DNR receives exploration license proposal in Copper River basin
A 60-day public comment period began ticking May 15 for the state’s first exploration license proposal. The exploration licensing program applies to state lands other than the North Slope and Cook Inlet basins presently under production, and provides for companies to license large blocks of land for exploration.
The state receives no money for exploration licenses, but applicants commit to spend specified amounts on exploration within an agreed-upon time frame.
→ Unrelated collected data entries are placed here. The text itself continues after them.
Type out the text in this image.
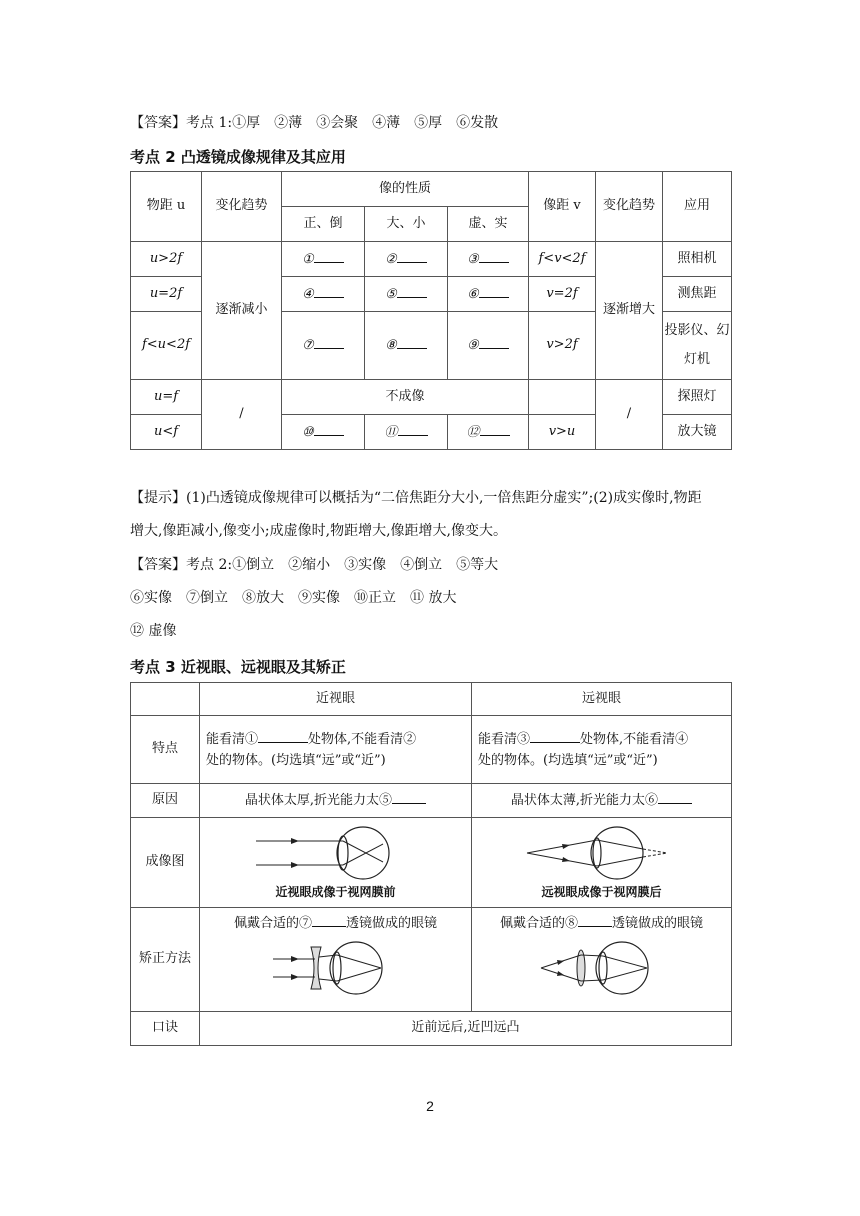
【答案】考点 1:①厚　②薄　③会聚　④薄　⑤厚　⑥发散
考点 2 凸透镜成像规律及其应用
物距 u	变化趋势	像的性质			像距 v	变化趋势	应用
		正、倒	大、小	虚、实			
u>2f	逐渐减小	①	②	③	f<v<2f	逐渐增大	照相机
u=2f		④	⑤	⑥	v=2f		测焦距
f<u<2f		⑦	⑧	⑨	v>2f		投影仪、幻灯机
u=f	/	不成像				/	探照灯
u<f		⑩	⑪	⑫	v>u		放大镜
【提示】(1)凸透镜成像规律可以概括为“二倍焦距分大小,一倍焦距分虚实”;(2)成实像时,物距
增大,像距减小,像变小;成虚像时,物距增大,像距增大,像变大。
【答案】考点 2:①倒立　②缩小　③实像　④倒立　⑤等大
⑥实像　⑦倒立　⑧放大　⑨实像　⑩正立　⑪ 放大
⑫ 虚像
考点 3 近视眼、远视眼及其矫正
	近视眼	远视眼
特点	能看清① 处物体,不能看清②
处的物体。(均选填“远”或“近”)	能看清③ 处物体,不能看清④
处的物体。(均选填“远”或“近”)
原因	晶状体太厚,折光能力太⑤	晶状体太薄,折光能力太⑥
成像图	近视眼成像于视网膜前	远视眼成像于视网膜后

矫正方法	佩戴合适的⑦ 透镜做成的眼镜	佩戴合适的⑧ 透镜做成的眼镜

口诀	近前远后,近凹远凸	
2
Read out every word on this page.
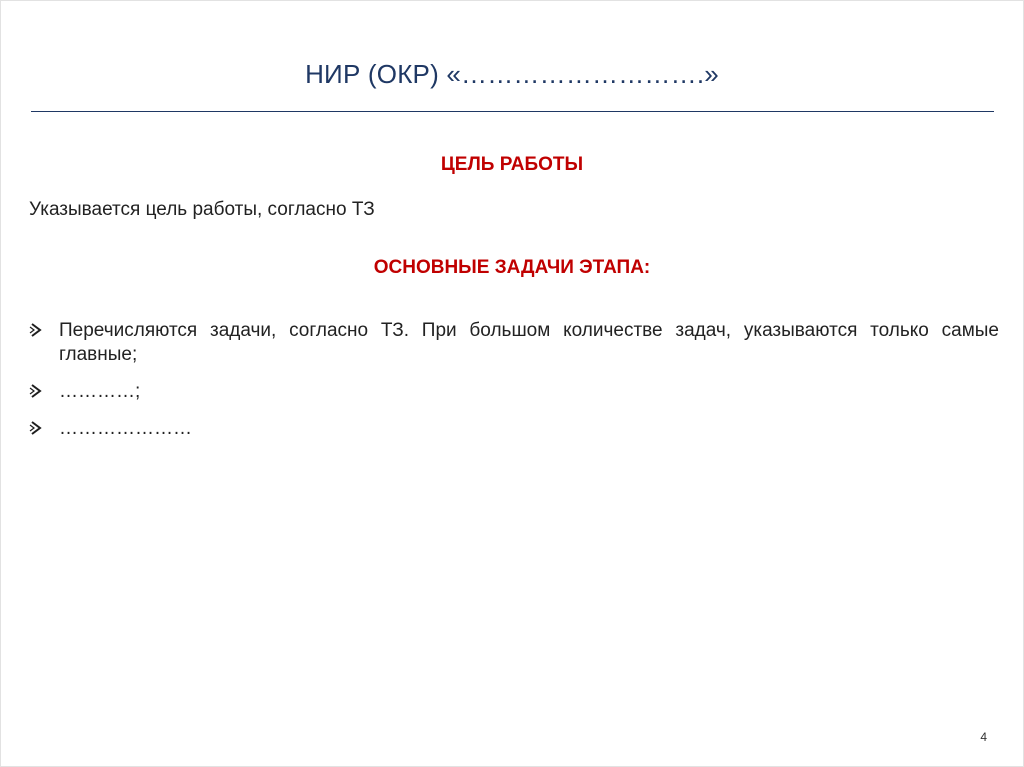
НИР (ОКР) «……………………….»
ЦЕЛЬ РАБОТЫ
Указывается цель работы, согласно ТЗ
ОСНОВНЫЕ ЗАДАЧИ ЭТАПА:
Перечисляются задачи, согласно ТЗ. При большом количестве задач, указываются только самые главные;
…………;
…………………
4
If exploration is successful, regular oil and gas leases can then be issued for the specific area to be put into production. The state must complete a best interest finding before an exploration license can be issued.
The Department of Natural Resources division of oil and gas said the name of the applicant was confidential at this time. The state is also requesting competing proposals for this license area. If no competing proposals are received then the name of the applicant will be included in the best interest finding.
If competing proposals are received, the best interest finding will give notice that sealed bids are requested from prospective licensees. Notice of intent to submit a proposal must be received by the division no later than June 15; competing proposals must be submitted no later than July 15.
Proposals must be between 10,000 and 500,000 acres and may extend beyond the proposal area; a specific work commitment must be part of the proposal.
Division of oil and gas officials told PNA that the division is committed to the completion of best interest findings for the state’s scheduled areawide sales, and that they will be unable to accommodate additional best interest finding work for at least 18 months. The division has requested assistance from the Department of Law in formulating ways in which it could produce best interest findings in shorter periods of time, either by seeking legislative funding for privatization of the data gathering and preliminary drafting portions of the finding, or by accepting data gathering and preliminary drafting provided by a third party but paid for by the applicant, while at the same time maintaining a “fair and competitive structure.”
The proposed license area encompasses 276,480 acres — a 24-mile-wide by 18-mile-long block of 12 townships — some 25 miles west of Glennallen and immediately south of Lake Louise. The Glenn Highway runs through the southeastern portion of the area; most of Lake Louise Road from its Glenn Highway junction is also in the license area.
A map of the area shows eight exploratory wells, all of which have been plugged and abandoned. Two of the wells are in the proposed license area.
Henry McGee appointed senior vice president for Prudhoe Bay
Henry McGee has assumed Kevin Meyers’ former position of senior vice president, Prudhoe Bay/Greater Point McIntyre business unit, at ARCO Alaska Inc. Meyers was appointed ARCO Alaska president and chief operating officer earlier this year.
This is McGee’s second tour in Alaska for ARCO. His most recent position was as vice president, financial planning and control, for ARCO International in Plano.